Pero el problema no sólo fue al momento de pedir apoyo a los policías de Guadalajara, incluso una vez ya despojado de su automóvil Tsuru 1988 tuvo aún que esperar 40 minutos para que llegara un supervisor de la corporación tapatía, el cual por cierto nunca apareció a completar el “papeleo interno”.

En cuanto a la denuncia formal ante la Fiscalía General del Estado (FGE), dijo: “Tardé ocho horas en poder presentarla porque hay mucha gente, la atención está muy mala y la verdad vi que está todo muy jodido, hay muy poca gente para todo el trabajo que tienen que hacer”, sostuvo.

–¿Cómo se siente en estos momentos?

–Siente uno impotencia y rabia, no hay seguridad en ninguna parte, mi vehículo estaba debidamente estacionado y cerrado.

–Pero dice el alcalde Enrique Alfaro que la ciudad ya es segura y eso es apoyado por el comisario Salvador Caro.
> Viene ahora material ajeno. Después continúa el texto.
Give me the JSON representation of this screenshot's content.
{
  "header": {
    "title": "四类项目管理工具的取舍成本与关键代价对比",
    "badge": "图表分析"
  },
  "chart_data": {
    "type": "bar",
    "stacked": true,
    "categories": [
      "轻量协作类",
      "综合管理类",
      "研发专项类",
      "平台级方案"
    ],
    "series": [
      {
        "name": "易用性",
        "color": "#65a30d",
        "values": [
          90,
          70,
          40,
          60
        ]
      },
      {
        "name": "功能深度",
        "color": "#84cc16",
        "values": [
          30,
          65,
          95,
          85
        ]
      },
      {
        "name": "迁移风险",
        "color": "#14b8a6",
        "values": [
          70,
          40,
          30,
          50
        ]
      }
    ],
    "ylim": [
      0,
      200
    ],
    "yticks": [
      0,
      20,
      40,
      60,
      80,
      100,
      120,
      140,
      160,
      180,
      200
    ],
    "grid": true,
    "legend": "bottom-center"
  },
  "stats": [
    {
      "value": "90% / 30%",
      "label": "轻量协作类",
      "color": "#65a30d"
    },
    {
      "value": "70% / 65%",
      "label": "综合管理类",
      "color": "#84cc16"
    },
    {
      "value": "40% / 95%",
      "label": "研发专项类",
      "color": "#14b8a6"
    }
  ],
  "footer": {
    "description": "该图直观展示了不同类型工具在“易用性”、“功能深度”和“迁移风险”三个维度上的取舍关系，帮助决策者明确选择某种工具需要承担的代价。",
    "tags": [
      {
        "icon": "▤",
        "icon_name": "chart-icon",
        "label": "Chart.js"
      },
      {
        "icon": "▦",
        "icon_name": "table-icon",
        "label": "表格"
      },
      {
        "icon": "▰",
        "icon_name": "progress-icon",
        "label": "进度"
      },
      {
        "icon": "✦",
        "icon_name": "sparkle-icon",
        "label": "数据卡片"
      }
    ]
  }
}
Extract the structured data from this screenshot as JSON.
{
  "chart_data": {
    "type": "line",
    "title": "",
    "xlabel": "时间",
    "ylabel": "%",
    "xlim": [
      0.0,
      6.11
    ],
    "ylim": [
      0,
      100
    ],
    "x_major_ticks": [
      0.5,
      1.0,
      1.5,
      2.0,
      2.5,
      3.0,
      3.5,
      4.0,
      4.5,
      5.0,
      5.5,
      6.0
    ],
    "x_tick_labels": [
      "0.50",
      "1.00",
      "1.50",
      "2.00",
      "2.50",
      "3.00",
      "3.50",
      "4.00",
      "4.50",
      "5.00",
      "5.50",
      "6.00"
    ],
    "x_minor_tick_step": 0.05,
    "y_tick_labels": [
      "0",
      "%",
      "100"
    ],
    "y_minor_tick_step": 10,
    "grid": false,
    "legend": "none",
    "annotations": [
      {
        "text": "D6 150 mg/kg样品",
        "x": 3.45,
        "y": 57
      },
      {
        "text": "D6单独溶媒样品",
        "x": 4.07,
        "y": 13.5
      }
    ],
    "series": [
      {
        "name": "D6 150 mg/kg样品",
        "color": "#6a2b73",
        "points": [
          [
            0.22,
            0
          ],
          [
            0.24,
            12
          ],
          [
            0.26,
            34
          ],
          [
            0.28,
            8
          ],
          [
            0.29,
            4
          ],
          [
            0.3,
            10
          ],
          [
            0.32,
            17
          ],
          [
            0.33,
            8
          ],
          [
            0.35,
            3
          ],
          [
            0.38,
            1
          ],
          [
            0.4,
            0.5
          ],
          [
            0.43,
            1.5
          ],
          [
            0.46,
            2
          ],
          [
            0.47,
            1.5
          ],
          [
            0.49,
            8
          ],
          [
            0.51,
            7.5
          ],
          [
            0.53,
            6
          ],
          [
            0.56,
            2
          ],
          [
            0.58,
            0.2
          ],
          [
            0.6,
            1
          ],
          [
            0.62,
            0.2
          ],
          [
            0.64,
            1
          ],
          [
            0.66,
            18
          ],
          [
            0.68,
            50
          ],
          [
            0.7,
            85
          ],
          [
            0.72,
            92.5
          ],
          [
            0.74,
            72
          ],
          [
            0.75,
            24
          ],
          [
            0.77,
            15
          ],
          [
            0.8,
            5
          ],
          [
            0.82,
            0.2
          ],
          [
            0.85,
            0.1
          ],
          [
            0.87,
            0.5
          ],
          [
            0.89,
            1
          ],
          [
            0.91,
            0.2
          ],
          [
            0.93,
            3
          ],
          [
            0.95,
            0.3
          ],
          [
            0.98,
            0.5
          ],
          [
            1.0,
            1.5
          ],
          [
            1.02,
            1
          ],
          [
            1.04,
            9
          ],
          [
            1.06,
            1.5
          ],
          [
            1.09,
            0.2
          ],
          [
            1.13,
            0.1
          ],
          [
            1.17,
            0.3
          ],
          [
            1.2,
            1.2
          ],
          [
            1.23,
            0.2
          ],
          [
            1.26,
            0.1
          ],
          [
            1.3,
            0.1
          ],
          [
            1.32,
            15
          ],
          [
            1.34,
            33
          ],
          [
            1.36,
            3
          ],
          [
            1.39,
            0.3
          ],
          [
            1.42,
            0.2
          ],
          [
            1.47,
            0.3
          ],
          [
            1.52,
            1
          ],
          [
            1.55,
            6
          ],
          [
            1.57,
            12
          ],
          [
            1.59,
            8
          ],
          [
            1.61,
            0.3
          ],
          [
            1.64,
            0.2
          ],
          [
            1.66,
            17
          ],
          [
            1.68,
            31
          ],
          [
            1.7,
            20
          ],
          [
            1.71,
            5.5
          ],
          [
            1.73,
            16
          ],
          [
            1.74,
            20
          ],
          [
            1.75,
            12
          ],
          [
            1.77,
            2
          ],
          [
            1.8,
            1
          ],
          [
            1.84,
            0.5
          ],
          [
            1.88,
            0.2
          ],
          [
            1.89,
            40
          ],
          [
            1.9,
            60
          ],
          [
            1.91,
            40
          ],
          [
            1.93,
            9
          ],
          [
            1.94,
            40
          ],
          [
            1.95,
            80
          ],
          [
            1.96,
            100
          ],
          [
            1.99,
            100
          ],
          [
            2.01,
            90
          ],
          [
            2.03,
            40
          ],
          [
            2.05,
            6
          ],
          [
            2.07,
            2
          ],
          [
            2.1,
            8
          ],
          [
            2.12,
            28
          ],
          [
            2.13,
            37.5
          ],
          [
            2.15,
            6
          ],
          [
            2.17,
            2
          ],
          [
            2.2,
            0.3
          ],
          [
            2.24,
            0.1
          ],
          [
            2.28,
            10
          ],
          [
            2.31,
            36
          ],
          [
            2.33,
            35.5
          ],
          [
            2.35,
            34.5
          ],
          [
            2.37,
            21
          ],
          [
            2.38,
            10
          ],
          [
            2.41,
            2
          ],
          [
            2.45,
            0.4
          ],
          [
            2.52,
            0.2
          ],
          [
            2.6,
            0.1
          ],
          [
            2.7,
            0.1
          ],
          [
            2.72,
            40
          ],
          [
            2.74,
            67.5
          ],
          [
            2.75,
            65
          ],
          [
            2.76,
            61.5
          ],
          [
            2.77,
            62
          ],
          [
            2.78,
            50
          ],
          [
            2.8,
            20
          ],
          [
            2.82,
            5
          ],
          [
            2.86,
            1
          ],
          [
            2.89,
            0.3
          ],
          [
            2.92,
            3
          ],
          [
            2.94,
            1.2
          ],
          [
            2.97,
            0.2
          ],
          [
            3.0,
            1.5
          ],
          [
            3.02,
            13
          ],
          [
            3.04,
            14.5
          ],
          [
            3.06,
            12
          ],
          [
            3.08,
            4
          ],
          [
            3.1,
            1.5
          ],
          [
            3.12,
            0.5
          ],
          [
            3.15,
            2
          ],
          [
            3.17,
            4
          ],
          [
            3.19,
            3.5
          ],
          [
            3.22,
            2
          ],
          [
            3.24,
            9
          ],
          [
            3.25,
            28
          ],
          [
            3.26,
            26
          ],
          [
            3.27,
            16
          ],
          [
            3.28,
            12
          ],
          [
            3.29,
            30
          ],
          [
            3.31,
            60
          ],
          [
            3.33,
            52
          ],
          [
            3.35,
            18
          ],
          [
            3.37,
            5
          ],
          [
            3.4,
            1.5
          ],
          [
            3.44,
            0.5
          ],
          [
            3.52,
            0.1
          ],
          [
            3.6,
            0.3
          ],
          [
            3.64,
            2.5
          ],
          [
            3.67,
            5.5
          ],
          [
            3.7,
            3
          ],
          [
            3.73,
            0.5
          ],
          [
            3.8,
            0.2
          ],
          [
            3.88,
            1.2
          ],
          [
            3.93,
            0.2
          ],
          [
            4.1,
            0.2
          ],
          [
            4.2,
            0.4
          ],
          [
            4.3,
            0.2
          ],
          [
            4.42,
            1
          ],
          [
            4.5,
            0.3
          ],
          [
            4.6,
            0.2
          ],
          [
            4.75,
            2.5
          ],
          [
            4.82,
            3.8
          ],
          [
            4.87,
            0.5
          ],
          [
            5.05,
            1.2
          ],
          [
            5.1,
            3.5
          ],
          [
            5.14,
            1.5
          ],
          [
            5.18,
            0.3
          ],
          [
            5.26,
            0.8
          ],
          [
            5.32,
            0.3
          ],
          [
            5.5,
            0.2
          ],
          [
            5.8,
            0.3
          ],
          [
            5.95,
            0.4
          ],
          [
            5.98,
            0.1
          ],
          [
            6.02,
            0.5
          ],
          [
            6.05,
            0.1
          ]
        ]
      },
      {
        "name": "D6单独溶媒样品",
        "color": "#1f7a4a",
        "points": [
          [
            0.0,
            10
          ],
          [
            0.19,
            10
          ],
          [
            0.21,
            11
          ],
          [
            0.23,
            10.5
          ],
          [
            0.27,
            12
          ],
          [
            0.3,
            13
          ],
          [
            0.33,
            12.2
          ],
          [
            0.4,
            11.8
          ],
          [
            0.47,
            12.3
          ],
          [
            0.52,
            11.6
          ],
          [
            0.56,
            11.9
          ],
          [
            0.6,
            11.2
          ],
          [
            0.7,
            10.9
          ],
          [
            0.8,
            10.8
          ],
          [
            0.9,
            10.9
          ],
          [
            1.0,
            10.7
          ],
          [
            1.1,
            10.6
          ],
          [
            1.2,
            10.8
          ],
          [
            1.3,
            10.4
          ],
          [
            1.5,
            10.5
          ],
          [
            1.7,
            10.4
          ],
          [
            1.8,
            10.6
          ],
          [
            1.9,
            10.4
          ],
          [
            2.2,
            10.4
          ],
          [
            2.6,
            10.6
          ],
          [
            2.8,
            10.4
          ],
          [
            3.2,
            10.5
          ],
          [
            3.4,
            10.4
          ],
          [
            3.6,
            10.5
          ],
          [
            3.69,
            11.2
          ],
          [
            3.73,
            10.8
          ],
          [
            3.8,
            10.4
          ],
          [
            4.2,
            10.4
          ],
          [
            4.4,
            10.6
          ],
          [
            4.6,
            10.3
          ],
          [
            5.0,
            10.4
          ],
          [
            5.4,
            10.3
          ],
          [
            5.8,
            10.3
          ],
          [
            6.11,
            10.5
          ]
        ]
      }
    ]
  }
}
–¡Par de mentirosos! Para nada, esa zona es un foco rojo; de hecho a dos cuadras de ahí me habían asaltado hace como dos años, nunca ha sido seguro, las promesas de los alcaldes van y vienen y la gene camina asustada y cuidándose de quien pase porque en realidad no hay seguridad, las patrullas pasan nada más placeándose y yo veo que le ponen más atención a las cadenas de comercio, pero a la ciudadanía no.

–Su mensaje al alcalde Enrique Alfaro.

–Pues que en vez de andar en el Congreso de la Unión protestando por el gasolinazo, que se enfoque en la ciudad a la que prometió gobernar el día que tomó posesión.

Casos como el de Álvaro García difícilmente cuentan con un seguimiento en el que se tenga éxito en la recuperación del vehículo; ahora, el daño sufrido a su patrimonio deberá ser subsanado por él mismo en el inicio de un año repleto de incrementos a los productos de consumo y cargas fiscales “abrumadoras”.